Neanche a dirlo Buffon e Bonucci sono due simboli storici della Juventus. Il portiere, tra i più forti di sempre, rappresenta il capitano del club bianconero dopo l’addio di Alex Del Piero. Il difensore è uno dei perni principali del club piemontese. Quando nel 2018 Leonardo Bonucci è passato a sorpresa dalla Juventus al Milan, in pochi avrebbero scommesso su un suo ritorno in bianconero. Quando successivamente ha segnato (ed esultato di gusto) nella partita all’Allianz Stadium contro la sua ex squadra, probabilmente nessuno avrebbe scommesso un solo centesimo sul clamoroso dietrofront. Bonucci, però, di tutte queste considerazioni si è curato ben poco e, sorprendendo tutti, ha chiesto e ottenuto di poter tornare indietro, dal Milan alla Juventus.
Anche Buffon, dopo una breve parentesi al Paris Saint Germain ha scelto di rivestire la maglia bianconera della Juventus. Una scelta di cuore, sicuramente. Una maniera per rientrare nel mondo Juventus con la speranza – fondata – di diventare dirigente in futuro. Ma ci sarebbe anche un’altra ragione se Gigi Buffon ha deciso di accettare la proposta del club bianconero rinunciando a quelle – ricche e prestigiose – di Barcellona e Porto. L’addio di Perin ha segnato comunque il futuro di Buffon che passa inevitabilmente a essere il secondo portiere dopo Szczęsny. Piuttosto, è interessante il ruolo che Buffon potrebbe avere in futuro alla Juventus. Non dirigente… o meglio, non ancora. Piuttosto, uomo spogliatoio, chioccia del nuovo corso, miglior garanzia per Maurizio Sarri. Il nucleo storico – Buffon più Barzagli, Bonucci e Chiellini – si riformerebbe dopo un percorso da film. Leo tornato dal Milan, Barza nello staff tecnico, Chiello con la fascia ereditata da Gigi.

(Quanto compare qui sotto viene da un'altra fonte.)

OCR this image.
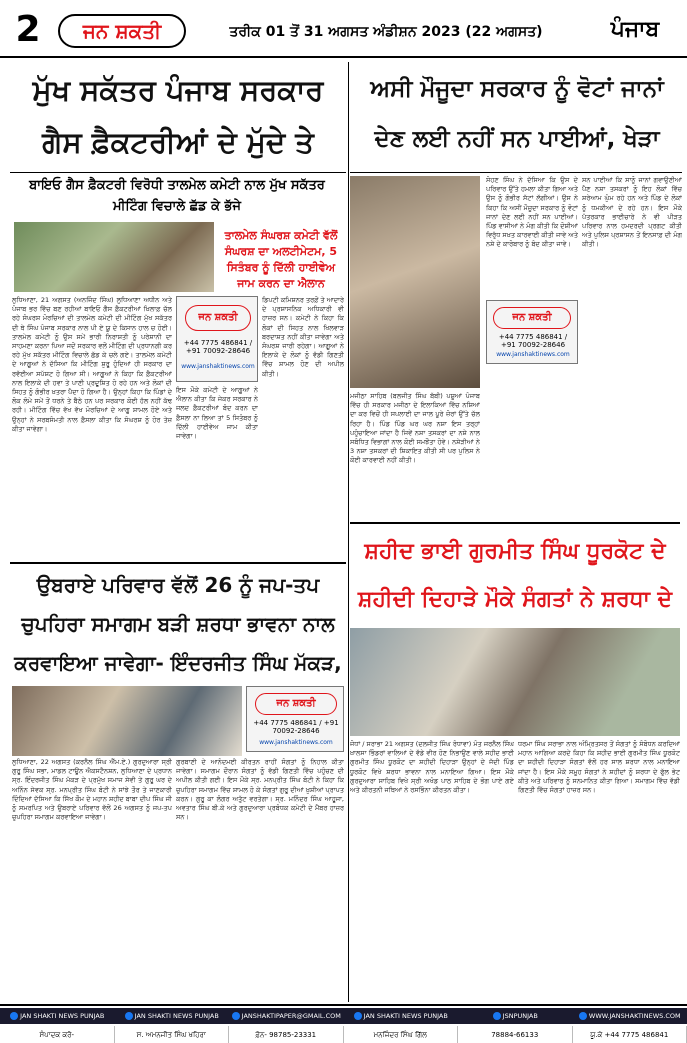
2	ਜਨ ਸ਼ਕਤੀ	ਤਰੀਕ 01 ਤੋਂ 31 ਅਗਸਤ ਅੰਡੀਸ਼ਨ 2023 (22 ਅਗਸਤ)	ਪੰਜਾਬ
ਮੁੱਖ ਸਕੱਤਰ ਪੰਜਾਬ ਸਰਕਾਰ ਗੈਸ ਫ਼ੈਕਟਰੀਆਂ ਦੇ ਮੁੱਦੇ ਤੇ
ਬਾਇਓ ਗੈਸ ਫ਼ੈਕਟਰੀ ਵਿਰੋਧੀ ਤਾਲਮੇਲ ਕਮੇਟੀ ਨਾਲ ਮੁੱਖ ਸਕੱਤਰ ਮੀਟਿੰਗ ਵਿਚਾਲੇ ਛੱਡ ਕੇ ਭੱਜੇ
ਤਾਲਮੇਲ ਸੰਘਰਸ਼ ਕਮੇਟੀ ਵੱਲੋਂ ਸੰਘਰਸ਼ ਦਾ ਅਲਟੀਮੇਟਮ, 5 ਸਿਤੰਬਰ ਨੂੰ ਦਿੱਲੀ ਹਾਈਵੇਅ ਜਾਮ ਕਰਨ ਦਾ ਐਲਾਨ
ਲੁਧਿਆਣਾ, 21 ਅਗਸਤ (ਅਨਜਿੰਦ ਸਿੰਘ) ਲੁਧਿਆਣਾ ਅਧੀਨ ਅਤੇ ਪੰਜਾਬ ਭਰ ਵਿੱਚ ਬਣ ਰਹੀਆਂ ਬਾਇਓ ਗੈਸ ਫ਼ੈਕਟਰੀਆਂ ਖ਼ਿਲਾਫ਼ ਚੱਲ ਰਹੇ ਸੰਘਰਸ਼ ਮੋਰਚਿਆਂ ਦੀ ਤਾਲਮੇਲ ਕਮੇਟੀ ਦੀ ਮੀਟਿੰਗ ਮੁੱਖ ਸਕੱਤਰ ਦੀ ਥੇ ਸਿੰਘ ਪੰਜਾਬ ਸਰਕਾਰ ਨਾਲ ਪੀ ਏ ਯੂ ਦੇ ਕਿਸਾਨ ਹਾਲ ਚ ਹੋਈ। ਤਾਲਮੇਲ ਕਮੇਟੀ ਨੂੰ ਉਸ ਸਮੇਂ ਭਾਰੀ ਨਿਰਾਸ਼ਤੀ ਨੂੰ ਪਰੇਸ਼ਾਨੀ ਦਾ ਸਾਹਮਣਾ ਕਰਨਾ ਪਿਆ ਜਦੋਂ ਸਰਕਾਰ ਵਲੋਂ ਮੀਟਿੰਗ ਦੀ ਪ੍ਰਧਾਨਗੀ ਕਰ ਰਹੇ ਮੁੱਖ ਸਕੱਤਰ ਮੀਟਿੰਗ ਵਿਚਾਲੇ ਛੱਡ ਕੇ ਚਲੇ ਗਏ। ਤਾਲਮੇਲ ਕਮੇਟੀ ਦੇ ਆਗੂਆਂ ਨੇ ਦੱਸਿਆ ਕਿ ਮੀਟਿੰਗ ਸ਼ੁਰੂ ਹੁੰਦਿਆਂ ਹੀ ਸਰਕਾਰ ਦਾ ਰਵੱਈਆ ਸਪੱਸ਼ਟ ਹੋ ਗਿਆ ਸੀ। ਆਗੂਆਂ ਨੇ ਕਿਹਾ ਕਿ ਫ਼ੈਕਟਰੀਆਂ ਨਾਲ ਇਲਾਕੇ ਦੀ ਹਵਾ ਤੇ ਪਾਣੀ ਪ੍ਰਦੂਸ਼ਿਤ ਹੋ ਰਹੇ ਹਨ ਅਤੇ ਲੋਕਾਂ ਦੀ ਸਿਹਤ ਨੂੰ ਗੰਭੀਰ ਖ਼ਤਰਾ ਪੈਦਾ ਹੋ ਗਿਆ ਹੈ। ਉਨ੍ਹਾਂ ਕਿਹਾ ਕਿ ਪਿੰਡਾਂ ਦੇ ਲੋਕ ਲੰਮੇ ਸਮੇਂ ਤੋਂ ਧਰਨੇ ਤੇ ਬੈਠੇ ਹਨ ਪਰ ਸਰਕਾਰ ਕੋਈ ਹੱਲ ਨਹੀਂ ਕੱਢ ਰਹੀ। ਮੀਟਿੰਗ ਵਿੱਚ ਵੱਖ ਵੱਖ ਮੋਰਚਿਆਂ ਦੇ ਆਗੂ ਸ਼ਾਮਲ ਹੋਏ ਅਤੇ ਉਨ੍ਹਾਂ ਨੇ ਸਰਬਸੰਮਤੀ ਨਾਲ ਫ਼ੈਸਲਾ ਕੀਤਾ ਕਿ ਸੰਘਰਸ਼ ਨੂੰ ਹੋਰ ਤੇਜ਼ ਕੀਤਾ ਜਾਵੇਗਾ।
ਜਨ ਸ਼ਕਤੀ
+44 7775 486841 / +91 70092-28646
www.janshaktinews.com
ਇਸ ਮੌਕੇ ਕਮੇਟੀ ਦੇ ਆਗੂਆਂ ਨੇ ਐਲਾਨ ਕੀਤਾ ਕਿ ਜੇਕਰ ਸਰਕਾਰ ਨੇ ਜਲਦ ਫ਼ੈਕਟਰੀਆਂ ਬੰਦ ਕਰਨ ਦਾ ਫ਼ੈਸਲਾ ਨਾ ਲਿਆ ਤਾਂ 5 ਸਿਤੰਬਰ ਨੂੰ ਦਿੱਲੀ ਹਾਈਵੇਅ ਜਾਮ ਕੀਤਾ ਜਾਵੇਗਾ।
ਡਿਪਟੀ ਕਮਿਸ਼ਨਰ ਤਰਫ਼ੋਂ ਤੇ ਆਦਾਰੇ ਦੇ ਪ੍ਰਸ਼ਾਸਨਿਕ ਅਧਿਕਾਰੀ ਵੀ ਹਾਜ਼ਰ ਸਨ। ਕਮੇਟੀ ਨੇ ਕਿਹਾ ਕਿ ਲੋਕਾਂ ਦੀ ਸਿਹਤ ਨਾਲ ਖਿਲਵਾੜ ਬਰਦਾਸ਼ਤ ਨਹੀਂ ਕੀਤਾ ਜਾਵੇਗਾ ਅਤੇ ਸੰਘਰਸ਼ ਜਾਰੀ ਰਹੇਗਾ। ਆਗੂਆਂ ਨੇ ਇਲਾਕੇ ਦੇ ਲੋਕਾਂ ਨੂੰ ਵੱਡੀ ਗਿਣਤੀ ਵਿੱਚ ਸ਼ਾਮਲ ਹੋਣ ਦੀ ਅਪੀਲ ਕੀਤੀ।
ਅਸੀ ਮੌਜੂਦਾ ਸਰਕਾਰ ਨੂੰ ਵੋਟਾਂ ਜਾਨਾਂ ਦੇਣ ਲਈ ਨਹੀਂ ਸਨ ਪਾਈਆਂ, ਖੇੜਾ
ਮਜੀਠਾ ਸਾਹਿਬ (ਬਲਜੀਤ ਸਿੰਘ ਬੱਬੀ) ਪਸ਼ੂਆਂ ਪੰਜਾਬ ਵਿੱਚ ਹੀ ਸਰਕਾਰ ਮਜੀਠਾ ਦੇ ਇਲਾਕਿਆਂ ਵਿੱਚ ਨਸ਼ਿਆਂ ਦਾ ਕਰ ਵਿਚੋਂ ਹੀ ਸਪਲਾਈ ਦਾ ਜਾਲ ਪੂਰੇ ਜ਼ੋਰਾਂ ਉੱਤੇ ਚੱਲ ਰਿਹਾ ਹੈ। ਪਿੰਡ ਪਿੰਡ ਘਰ ਘਰ ਨਸ਼ਾ ਇਸ ਤਰ੍ਹਾਂ ਪਹੁੰਚਾਇਆ ਜਾਂਦਾ ਹੈ ਜਿਵੇਂ ਨਸ਼ਾ ਤਸਕਰਾਂ ਦਾ ਨਸ਼ੇ ਨਾਲ ਸਬੰਧਿਤ ਵਿਭਾਗਾਂ ਨਾਲ ਕੋਈ ਸਮਝੌਤਾ ਹੋਵੇ। ਨਸ਼ੇੜੀਆਂ ਨੇ 3 ਨਸ਼ਾ ਤਸਕਰਾਂ ਦੀ ਸ਼ਿਕਾਇਤ ਕੀਤੀ ਸੀ ਪਰ ਪੁਲਿਸ ਨੇ ਕੋਈ ਕਾਰਵਾਈ ਨਹੀਂ ਕੀਤੀ।
ਸੋਹਣ ਸਿੰਘ ਨੇ ਦੱਸਿਆ ਕਿ ਉਸ ਦੇ ਪਰਿਵਾਰ ਉੱਤੇ ਹਮਲਾ ਕੀਤਾ ਗਿਆ ਅਤੇ ਉਸ ਨੂੰ ਗੰਭੀਰ ਸੱਟਾਂ ਲੱਗੀਆਂ। ਉਸ ਨੇ ਕਿਹਾ ਕਿ ਅਸੀਂ ਮੌਜੂਦਾ ਸਰਕਾਰ ਨੂੰ ਵੋਟਾਂ ਜਾਨਾਂ ਦੇਣ ਲਈ ਨਹੀਂ ਸਨ ਪਾਈਆਂ। ਪਿੰਡ ਵਾਸੀਆਂ ਨੇ ਮੰਗ ਕੀਤੀ ਕਿ ਦੋਸ਼ੀਆਂ ਵਿਰੁੱਧ ਸਖ਼ਤ ਕਾਰਵਾਈ ਕੀਤੀ ਜਾਵੇ ਅਤੇ ਨਸ਼ੇ ਦੇ ਕਾਰੋਬਾਰ ਨੂੰ ਬੰਦ ਕੀਤਾ ਜਾਵੇ।
ਜਨ ਸ਼ਕਤੀ
+44 7775 486841 / +91 70092-28646
www.janshaktinews.com
ਸਨ ਪਾਈਆਂ ਕਿ ਸਾਨੂੰ ਜਾਨਾਂ ਗਵਾਉਣੀਆਂ ਪੈਣ ਨਸ਼ਾ ਤਸਕਰਾਂ ਨੂੰ ਇਹ ਲੋਕਾਂ ਵਿੱਚ ਸ਼ਰੇਆਮ ਘੁੰਮ ਰਹੇ ਹਨ ਅਤੇ ਪਿੰਡ ਦੇ ਲੋਕਾਂ ਨੂੰ ਧਮਕੀਆਂ ਦੇ ਰਹੇ ਹਨ। ਇਸ ਮੌਕੇ ਪੱਤਰਕਾਰ ਭਾਈਚਾਰੇ ਨੇ ਵੀ ਪੀੜਤ ਪਰਿਵਾਰ ਨਾਲ ਹਮਦਰਦੀ ਪ੍ਰਗਟ ਕੀਤੀ ਅਤੇ ਪੁਲਿਸ ਪ੍ਰਸ਼ਾਸਨ ਤੋਂ ਇਨਸਾਫ਼ ਦੀ ਮੰਗ ਕੀਤੀ।
ਸ਼ਹੀਦ ਭਾਈ ਗੁਰਮੀਤ ਸਿੰਘ ਧੂਰਕੋਟ ਦੇ ਸ਼ਹੀਦੀ ਦਿਹਾੜੇ ਮੌਕੇ ਸੰਗਤਾਂ ਨੇ ਸ਼ਰਧਾ ਦੇ
ਜੋਧਾਂ / ਸਰਾਭਾ 21 ਅਗਸਤ (ਦਲਜੀਤ ਸਿੰਘ ਰੰਧਾਵਾ) ਮੰਤ ਜਰਨੈਲ ਸਿੰਘ ਖ਼ਾਲਸਾ ਭਿੰਡਰਾਂ ਵਾਲਿਆਂ ਦੇ ਵੱਡੇ ਵੀਰ ਹੋਣ ਨਿਭਾਉਣ ਵਾਲੇ ਸਹੀਦ ਭਾਈ ਗੁਰਮੀਤ ਸਿੰਘ ਧੂਰਕੋਟ ਦਾ ਸ਼ਹੀਦੀ ਦਿਹਾੜਾ ਉਨ੍ਹਾਂ ਦੇ ਜੱਦੀ ਪਿੰਡ ਧੂਰਕੋਟ ਵਿਖੇ ਸ਼ਰਧਾ ਭਾਵਨਾ ਨਾਲ ਮਨਾਇਆ ਗਿਆ। ਇਸ ਮੌਕੇ ਗੁਰਦੁਆਰਾ ਸਾਹਿਬ ਵਿਖੇ ਸ੍ਰੀ ਅਖੰਡ ਪਾਠ ਸਾਹਿਬ ਦੇ ਭੋਗ ਪਾਏ ਗਏ ਅਤੇ ਕੀਰਤਨੀ ਜਥਿਆਂ ਨੇ ਰਸਭਿੰਨਾ ਕੀਰਤਨ ਕੀਤਾ।
ਧਰਮਾ ਸਿੰਘ ਸਰਾਭਾ ਨਾਲ ਅੰਮ੍ਰਿਤਸਰ ਤੋਂ ਸੰਗਤਾਂ ਨੂੰ ਸੰਬੋਧਨ ਕਰਦਿਆਂ ਮਹਾਨ ਆਗਿਆ ਕਰਦੇ ਕਿਹਾ ਕਿ ਸ਼ਹੀਦ ਭਾਈ ਗੁਰਮੀਤ ਸਿੰਘ ਧੂਰਕੋਟ ਦਾ ਸ਼ਹੀਦੀ ਦਿਹਾੜਾ ਸੰਗਤਾਂ ਵੱਲੋਂ ਹਰ ਸਾਲ ਸ਼ਰਧਾ ਨਾਲ ਮਨਾਇਆ ਜਾਂਦਾ ਹੈ। ਇਸ ਮੌਕੇ ਸਮੂਹ ਸੰਗਤਾਂ ਨੇ ਸ਼ਹੀਦਾਂ ਨੂੰ ਸ਼ਰਧਾ ਦੇ ਫੁੱਲ ਭੇਟ ਕੀਤੇ ਅਤੇ ਪਰਿਵਾਰ ਨੂੰ ਸਨਮਾਨਿਤ ਕੀਤਾ ਗਿਆ। ਸਮਾਗਮ ਵਿੱਚ ਵੱਡੀ ਗਿਣਤੀ ਵਿੱਚ ਸੰਗਤਾਂ ਹਾਜ਼ਰ ਸਨ।
ਉਬਰਾਏ ਪਰਿਵਾਰ ਵੱਲੋਂ 26 ਨੂੰ ਜਪ-ਤਪ ਚੁਪਹਿਰਾ ਸਮਾਗਮ ਬੜੀ ਸ਼ਰਧਾ ਭਾਵਨਾ ਨਾਲ ਕਰਵਾਇਆ ਜਾਵੇਗਾ- ਇੰਦਰਜੀਤ ਸਿੰਘ ਮੱਕੜ,
ਜਨ ਸ਼ਕਤੀ
+44 7775 486841 / +91 70092-28646
www.janshaktinews.com
ਲੁਧਿਆਣਾ, 22 ਅਗਸਤ (ਕਰਨੈਲ ਸਿੰਘ ਐੱਮ.ਏ.) ਗੁਰਦੁਆਰਾ ਸ੍ਰੀ ਗੁਰੂ ਸਿੰਘ ਸਭਾ, ਮਾਡਲ ਟਾਊਨ ਐਕਸਟੈਨਸ਼ਨ, ਲੁਧਿਆਣਾ ਦੇ ਪ੍ਰਧਾਨ ਸ੍ਰ. ਇੰਦਰਜੀਤ ਸਿੰਘ ਮੱਕੜ ਦੇ ਪ੍ਰਮੁੱਖ ਸਮਾਜ ਸੇਵੀ ਤੇ ਗੁਰੂ ਘਰ ਦੇ ਅਨਿੰਨ ਸੇਵਕ ਸ੍ਰ. ਮਨਪ੍ਰੀਤ ਸਿੰਘ ਬੰਟੀ ਨੇ ਸਾਂਝੇ ਤੌਰ ਤੇ ਜਾਣਕਾਰੀ ਦਿੰਦਿਆਂ ਦੱਸਿਆ ਕਿ ਸਿੱਖ ਕੌਮ ਦੇ ਮਹਾਨ ਸ਼ਹੀਦ ਬਾਬਾ ਦੀਪ ਸਿੰਘ ਜੀ ਨੂੰ ਸਮਰਪਿਤ ਅਤੇ ਉਬਰਾਏ ਪਰਿਵਾਰ ਵੱਲੋਂ 26 ਅਗਸਤ ਨੂੰ ਜਪ-ਤਪ ਚੁਪਹਿਰਾ ਸਮਾਗਮ ਕਰਵਾਇਆ ਜਾਵੇਗਾ।
ਗੁਰਬਾਣੀ ਦੇ ਆਨੰਦਮਈ ਕੀਰਤਨ ਰਾਹੀਂ ਸੰਗਤਾਂ ਨੂੰ ਨਿਹਾਲ ਕੀਤਾ ਜਾਵੇਗਾ। ਸਮਾਗਮ ਦੌਰਾਨ ਸੰਗਤਾਂ ਨੂੰ ਵੱਡੀ ਗਿਣਤੀ ਵਿੱਚ ਪਹੁੰਚਣ ਦੀ ਅਪੀਲ ਕੀਤੀ ਗਈ। ਇਸ ਮੌਕੇ ਸ੍ਰ. ਮਨਪ੍ਰੀਤ ਸਿੰਘ ਬੰਟੀ ਨੇ ਕਿਹਾ ਕਿ ਚੁਪਹਿਰਾ ਸਮਾਗਮ ਵਿੱਚ ਸ਼ਾਮਲ ਹੋ ਕੇ ਸੰਗਤਾਂ ਗੁਰੂ ਦੀਆਂ ਖ਼ੁਸ਼ੀਆਂ ਪ੍ਰਾਪਤ ਕਰਨ। ਗੁਰੂ ਕਾ ਲੰਗਰ ਅਤੁੱਟ ਵਰਤੇਗਾ। ਸ੍ਰ. ਮਨਿੰਦਰ ਸਿੰਘ ਆਹੂਜਾ, ਅਵਤਾਰ ਸਿੰਘ ਬੀ.ਕੇ ਅਤੇ ਗੁਰਦੁਆਰਾ ਪ੍ਰਬੰਧਕ ਕਮੇਟੀ ਦੇ ਮੈਂਬਰ ਹਾਜ਼ਰ ਸਨ।
JAN SHAKTI NEWS PUNJAB	JAN SHAKTI NEWS PUNJAB	JANSHAKTIPAPER@GMAIL.COM	JAN SHAKTI NEWS PUNJAB	JSNPUNJAB	WWW.JANSHAKTINEWS.COM
ਸੰਪਾਦਕ ਕਰੋ-	ਸ. ਅਮਨਜੀਤ ਸਿੰਘ ਖਹਿਰਾ	ਫ਼ੋਨ- 98785-23331	ਮਨਜਿੰਦਰ ਸਿੰਘ ਗਿੱਲ	78884-66133	ਯੂ.ਕੇ +44 7775 486841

Forse uno dei ritorni più romantici di sempre è quello di Tierry Henry all’Arsenal. Il giovane francese arriva nel 1999, ad appena ventidue anni, al club londinese. Henry, che viene dall’esperienza al Monaco, la sua casa madre, e dal breve fallimento alla Juventus, segna un’epoca meravigliosa. Dopo un duro periodo di adattamento al calcio inglese, riporta i Gunners alla vittoria della Premier League e poi ne conquista un’altra al termine di un campionato condotto dall’inizio alla fine senza subire nemmeno una sconfitta. Davanti al suo nuovo stadio, l’Emirates, l’Arsenal gli dedica una statua, ma Henry non si è ancora ritirato: va al Barcellona, dopo 226 gol in quel di Londra, per vincere la Champions, quindi emigra negli USA, nei New York Red Bulls, per concludere la carriera. Nel gennaio 2012 l’occasione di una vita: Wenger, alla ricerca di un attaccante per fare numero, lo richiama e i Red Bulls gli accordano il prestito breve. Nel suo nuovo debutto in Inghilterra, contro il Leeds in FA Cup, Thierry fa quello che meglio gli riesce: la butta dentro. L’Emirates esplode davanti al suo monumento. E stavolta non è più solo un modo di dire.